Motivated by the yearning to begin a new life in the United States, each year some 140,000 people cross Mexico's southern border intending to traverse the country and then cross the U.S. border, according to official figures.

To achieve their dream, the migrants have to travel thousands of kilometers with hardly any money and trusting unknown people who promise to help them, but there exists a risk that they will be betrayed and wind up in the hands of people-trafficking networks.

Upon presenting its report on the kidnappings of migrants, the rights commission called attention to their "high vulnerability" and denounced the fact that the practice "is on the increase."

The document prepared by the panel includes many shocking testimonials, like that of a Salvadoran woman who was locked up and raped numerous times during the 48 hours she was held.

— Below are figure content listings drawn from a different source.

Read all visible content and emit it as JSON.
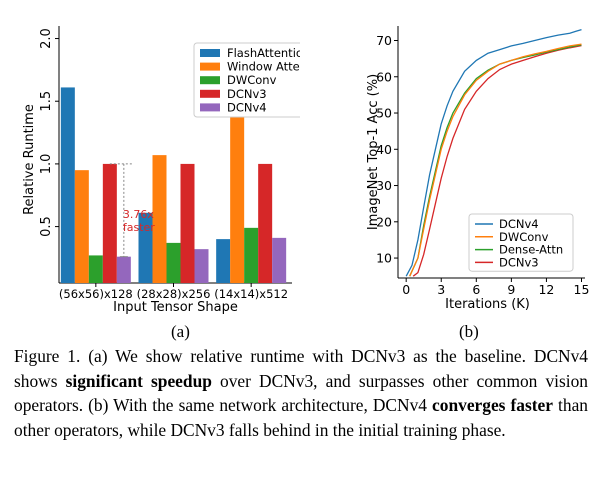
{
  "figure_a": {
    "subcaption": "(a)",
    "annotation": [
      "3.76x",
      "faster"
    ],
    "annotation_color": "#d62728",
    "chart_data": {
      "type": "bar",
      "categories": [
        "(56x56)x128",
        "(28x28)x256",
        "(14x14)x512"
      ],
      "series": [
        {
          "name": "FlashAttention",
          "color": "#1f77b4",
          "values": [
            1.61,
            0.61,
            0.4
          ]
        },
        {
          "name": "Window Attention",
          "color": "#ff7f0e",
          "values": [
            0.95,
            1.07,
            1.41
          ]
        },
        {
          "name": "DWConv",
          "color": "#2ca02c",
          "values": [
            0.27,
            0.37,
            0.49
          ]
        },
        {
          "name": "DCNv3",
          "color": "#d62728",
          "values": [
            1.0,
            1.0,
            1.0
          ]
        },
        {
          "name": "DCNv4",
          "color": "#9467bd",
          "values": [
            0.26,
            0.32,
            0.41
          ]
        }
      ],
      "xlabel": "Input Tensor Shape",
      "ylabel": "Relative Runtime",
      "yticks": [
        "0.5",
        "1.0",
        "1.5",
        "2.0"
      ],
      "ytick_values": [
        0.5,
        1.0,
        1.5,
        2.0
      ],
      "ylim": [
        0.05,
        2.1
      ],
      "legend_position": "top-right",
      "grid": false
    }
  },
  "figure_b": {
    "subcaption": "(b)",
    "chart_data": {
      "type": "line",
      "xlabel": "Iterations (K)",
      "ylabel": "ImageNet Top-1 Acc (%)",
      "xticks": [
        "0",
        "3",
        "6",
        "9",
        "12",
        "15"
      ],
      "xtick_values": [
        0,
        3,
        6,
        9,
        12,
        15
      ],
      "yticks": [
        "10",
        "20",
        "30",
        "40",
        "50",
        "60",
        "70"
      ],
      "ytick_values": [
        10,
        20,
        30,
        40,
        50,
        60,
        70
      ],
      "xlim": [
        -0.7,
        15.3
      ],
      "ylim": [
        4.5,
        74
      ],
      "legend_position": "bottom-right",
      "grid": false,
      "series": [
        {
          "name": "DCNv4",
          "color": "#1f77b4",
          "x": [
            0,
            0.5,
            1,
            1.5,
            2,
            2.5,
            3,
            3.5,
            4,
            5,
            6,
            7,
            8,
            9,
            10,
            11,
            12,
            13,
            14,
            14.5,
            15
          ],
          "y": [
            5,
            8,
            15,
            24,
            33,
            40,
            47,
            52,
            56,
            61.5,
            64.5,
            66.5,
            67.5,
            68.5,
            69.2,
            70,
            70.8,
            71.5,
            72,
            72.5,
            73
          ]
        },
        {
          "name": "DWConv",
          "color": "#ff7f0e",
          "x": [
            0.3,
            1,
            1.5,
            2,
            2.5,
            3,
            3.5,
            4,
            5,
            6,
            7,
            8,
            9,
            10,
            11,
            12,
            13,
            14,
            15
          ],
          "y": [
            5,
            10,
            18,
            26,
            33,
            40,
            45,
            49,
            55,
            59,
            61.5,
            63.5,
            64.5,
            65.5,
            66.3,
            67,
            67.8,
            68.5,
            69
          ]
        },
        {
          "name": "Dense-Attn",
          "color": "#2ca02c",
          "x": [
            0.3,
            1,
            1.5,
            2,
            2.5,
            3,
            3.5,
            4,
            5,
            6,
            7,
            8,
            9,
            10,
            11,
            12,
            13,
            14,
            15
          ],
          "y": [
            5,
            10,
            19,
            27,
            34,
            41,
            46,
            50,
            55.5,
            59.5,
            61.8,
            63.5,
            64.5,
            65.3,
            66,
            66.8,
            67.5,
            68.2,
            68.8
          ]
        },
        {
          "name": "DCNv3",
          "color": "#d62728",
          "x": [
            0.6,
            1,
            1.5,
            2,
            2.5,
            3,
            3.5,
            4,
            5,
            6,
            7,
            8,
            9,
            10,
            11,
            12,
            13,
            14,
            15
          ],
          "y": [
            5,
            6,
            11,
            18,
            25,
            32,
            38,
            43,
            51,
            56,
            59.5,
            62,
            63.5,
            64.5,
            65.5,
            66.5,
            67.3,
            68,
            68.6
          ]
        }
      ]
    }
  },
  "caption": {
    "label": "Figure 1.",
    "part_a": " (a) We show relative runtime with DCNv3 as the baseline. DCNv4 shows ",
    "bold_1": "significant speedup",
    "part_b": " over DCNv3, and surpasses other common vision operators.  (b) With the same network architecture, DCNv4 ",
    "bold_2": "converges faster",
    "part_c": " than other operators, while DCNv3 falls behind in the initial training phase."
  }
}
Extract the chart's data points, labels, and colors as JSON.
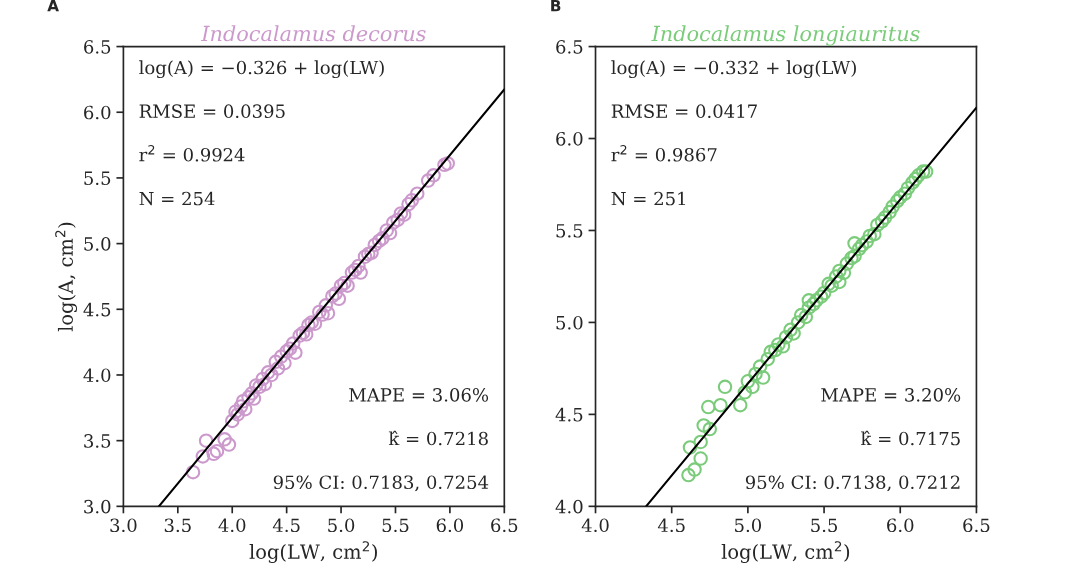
{
  "chart_data": [
    {
      "type": "scatter",
      "title": "Indocalamus decorus",
      "xlabel": "log(LW, cm$^{2}$)",
      "ylabel": "log(A, cm$^{2}$)",
      "xlim": [
        3.0,
        6.5
      ],
      "ylim": [
        3.0,
        6.5
      ],
      "xticks": [
        {
          "value": 3,
          "label": "3.0"
        },
        {
          "value": 3.5,
          "label": "3.5"
        },
        {
          "value": 4,
          "label": "4.0"
        },
        {
          "value": 4.5,
          "label": "4.5"
        },
        {
          "value": 5,
          "label": "5.0"
        },
        {
          "value": 5.5,
          "label": "5.5"
        },
        {
          "value": 6,
          "label": "6.0"
        },
        {
          "value": 6.5,
          "label": "6.5"
        }
      ],
      "yticks": [
        {
          "value": 3,
          "label": "3.0"
        },
        {
          "value": 3.5,
          "label": "3.5"
        },
        {
          "value": 4,
          "label": "4.0"
        },
        {
          "value": 4.5,
          "label": "4.5"
        },
        {
          "value": 5,
          "label": "5.0"
        },
        {
          "value": 5.5,
          "label": "5.5"
        },
        {
          "value": 6,
          "label": "6.0"
        },
        {
          "value": 6.5,
          "label": "6.5"
        }
      ],
      "annotations": [
        "A",
        "log(A) = −0.326 + log(LW)",
        "RMSE = 0.0395",
        "r$^{2}$ = 0.9924",
        "N = 254",
        "MAPE = 3.06%",
        "k̂ = 0.7218",
        "95% CI: 0.7183, 0.7254"
      ],
      "series": [
        {
          "marker": "circle",
          "color": "#cc99cc",
          "x": [
            3.64,
            3.73,
            3.76,
            3.83,
            3.86,
            3.93,
            3.97,
            4.0,
            4.03,
            4.05,
            4.08,
            4.1,
            4.12,
            4.15,
            4.18,
            4.2,
            4.22,
            4.25,
            4.28,
            4.3,
            4.33,
            4.36,
            4.4,
            4.42,
            4.45,
            4.48,
            4.5,
            4.53,
            4.56,
            4.58,
            4.62,
            4.65,
            4.68,
            4.7,
            4.73,
            4.76,
            4.8,
            4.83,
            4.86,
            4.88,
            4.92,
            4.95,
            4.98,
            5.0,
            5.03,
            5.06,
            5.1,
            5.13,
            5.16,
            5.18,
            5.22,
            5.25,
            5.28,
            5.31,
            5.35,
            5.38,
            5.42,
            5.45,
            5.48,
            5.52,
            5.55,
            5.58,
            5.62,
            5.65,
            5.7,
            5.8,
            5.85,
            5.95,
            5.98
          ],
          "values": [
            3.26,
            3.38,
            3.5,
            3.4,
            3.42,
            3.51,
            3.47,
            3.65,
            3.72,
            3.7,
            3.76,
            3.8,
            3.74,
            3.83,
            3.86,
            3.82,
            3.92,
            3.91,
            3.97,
            3.93,
            4.02,
            4.0,
            4.1,
            4.05,
            4.14,
            4.09,
            4.18,
            4.2,
            4.24,
            4.17,
            4.3,
            4.32,
            4.31,
            4.38,
            4.4,
            4.39,
            4.48,
            4.46,
            4.53,
            4.47,
            4.6,
            4.62,
            4.58,
            4.68,
            4.7,
            4.68,
            4.78,
            4.8,
            4.83,
            4.78,
            4.9,
            4.92,
            4.93,
            4.99,
            5.02,
            5.04,
            5.1,
            5.08,
            5.16,
            5.18,
            5.23,
            5.22,
            5.3,
            5.33,
            5.38,
            5.48,
            5.52,
            5.6,
            5.61
          ]
        },
        {
          "type": "line",
          "color": "#000000",
          "x": [
            3.326,
            6.5
          ],
          "values": [
            3.0,
            6.174
          ]
        }
      ]
    },
    {
      "type": "scatter",
      "title": "Indocalamus longiauritus",
      "xlabel": "log(LW, cm$^{2}$)",
      "xlim": [
        4.0,
        6.5
      ],
      "ylim": [
        4.0,
        6.5
      ],
      "xticks": [
        {
          "value": 4,
          "label": "4.0"
        },
        {
          "value": 4.5,
          "label": "4.5"
        },
        {
          "value": 5,
          "label": "5.0"
        },
        {
          "value": 5.5,
          "label": "5.5"
        },
        {
          "value": 6,
          "label": "6.0"
        },
        {
          "value": 6.5,
          "label": "6.5"
        }
      ],
      "yticks": [
        {
          "value": 4,
          "label": "4.0"
        },
        {
          "value": 4.5,
          "label": "4.5"
        },
        {
          "value": 5,
          "label": "5.0"
        },
        {
          "value": 5.5,
          "label": "5.5"
        },
        {
          "value": 6,
          "label": "6.0"
        },
        {
          "value": 6.5,
          "label": "6.5"
        }
      ],
      "annotations": [
        "B",
        "log(A) = −0.332 + log(LW)",
        "RMSE = 0.0417",
        "r$^{2}$ = 0.9867",
        "N = 251",
        "MAPE = 3.20%",
        "k̂ = 0.7175",
        "95% CI: 0.7138, 0.7212"
      ],
      "series": [
        {
          "marker": "circle",
          "color": "#7acc7a",
          "x": [
            4.61,
            4.62,
            4.65,
            4.69,
            4.69,
            4.71,
            4.74,
            4.75,
            4.82,
            4.85,
            4.95,
            4.98,
            5.0,
            5.03,
            5.05,
            5.08,
            5.1,
            5.13,
            5.15,
            5.18,
            5.2,
            5.23,
            5.25,
            5.28,
            5.3,
            5.33,
            5.35,
            5.38,
            5.4,
            5.4,
            5.43,
            5.45,
            5.48,
            5.5,
            5.53,
            5.55,
            5.58,
            5.6,
            5.6,
            5.63,
            5.65,
            5.68,
            5.7,
            5.7,
            5.73,
            5.75,
            5.78,
            5.8,
            5.83,
            5.85,
            5.88,
            5.9,
            5.93,
            5.95,
            5.98,
            6.0,
            6.03,
            6.05,
            6.08,
            6.1,
            6.12,
            6.15,
            6.17
          ],
          "values": [
            4.17,
            4.32,
            4.2,
            4.35,
            4.26,
            4.44,
            4.54,
            4.42,
            4.55,
            4.65,
            4.55,
            4.62,
            4.68,
            4.65,
            4.72,
            4.76,
            4.7,
            4.8,
            4.84,
            4.85,
            4.88,
            4.87,
            4.92,
            4.96,
            4.94,
            5.0,
            5.04,
            5.03,
            5.08,
            5.12,
            5.1,
            5.12,
            5.14,
            5.16,
            5.21,
            5.2,
            5.25,
            5.28,
            5.22,
            5.27,
            5.32,
            5.35,
            5.36,
            5.43,
            5.4,
            5.42,
            5.44,
            5.47,
            5.48,
            5.53,
            5.55,
            5.57,
            5.6,
            5.63,
            5.66,
            5.68,
            5.7,
            5.73,
            5.76,
            5.78,
            5.8,
            5.82,
            5.82
          ]
        },
        {
          "type": "line",
          "color": "#000000",
          "x": [
            4.332,
            6.5
          ],
          "values": [
            4.0,
            6.168
          ]
        }
      ]
    }
  ]
}
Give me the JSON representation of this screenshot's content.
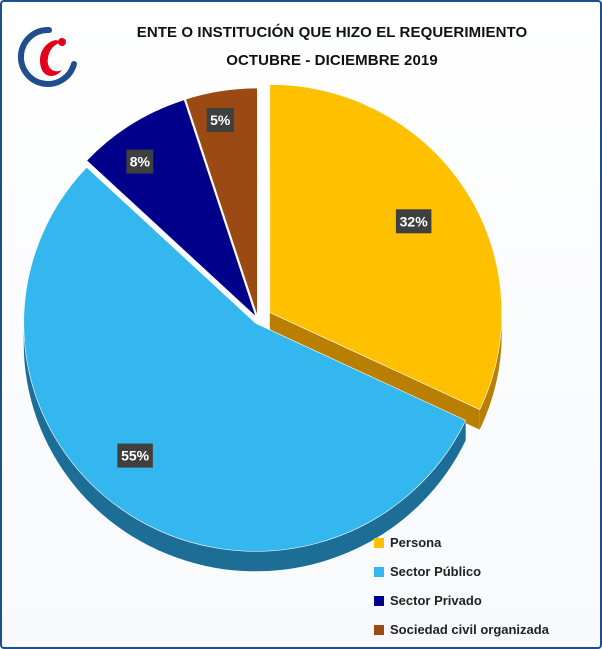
{
  "chart_data": {
    "type": "pie",
    "title": "ENTE O INSTITUCIÓN QUE HIZO EL REQUERIMIENTO",
    "subtitle": "OCTUBRE - DICIEMBRE 2019",
    "categories": [
      "Persona",
      "Sector Público",
      "Sector Privado",
      "Sociedad civil organizada"
    ],
    "values": [
      32,
      55,
      8,
      5
    ],
    "data_labels": [
      "32%",
      "55%",
      "8%",
      "5%"
    ],
    "colors": [
      "#ffc000",
      "#33b7ee",
      "#00008b",
      "#9a4a12"
    ],
    "side_colors": [
      "#b87f00",
      "#1c6e97",
      "#00004d",
      "#5c2a08"
    ],
    "legend_position": "bottom-right",
    "exploded": true,
    "three_d": true
  },
  "logo": {
    "icon": "institution-logo-icon",
    "colors": [
      "#e3001b",
      "#1f4e8c"
    ]
  }
}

Finally, the young woman was freed because her family, who lives in the United States, gave in to the threats of her abductors and paid part of the $4,500 they demanded as ransom.

"But my companion didn't have anyone to help her and so they shot her and let her bleed to death in front of me to intimidate me," the woman said.

The kidnappers demand the payment of between $1,500 and $5,000 for each person they abduct and the criminal organizations that kidnap the migrants annually make some $50 million from the practice.

The kidnappings are committed mainly by organized bands whose members remain unpunished for the crimes because their victims do not report them since they don't know their rights, they are afraid of reprisals and don't trust the Mexican authorities, which, according to the commission report, are complicit with the criminals in at least 1 percent of the cases.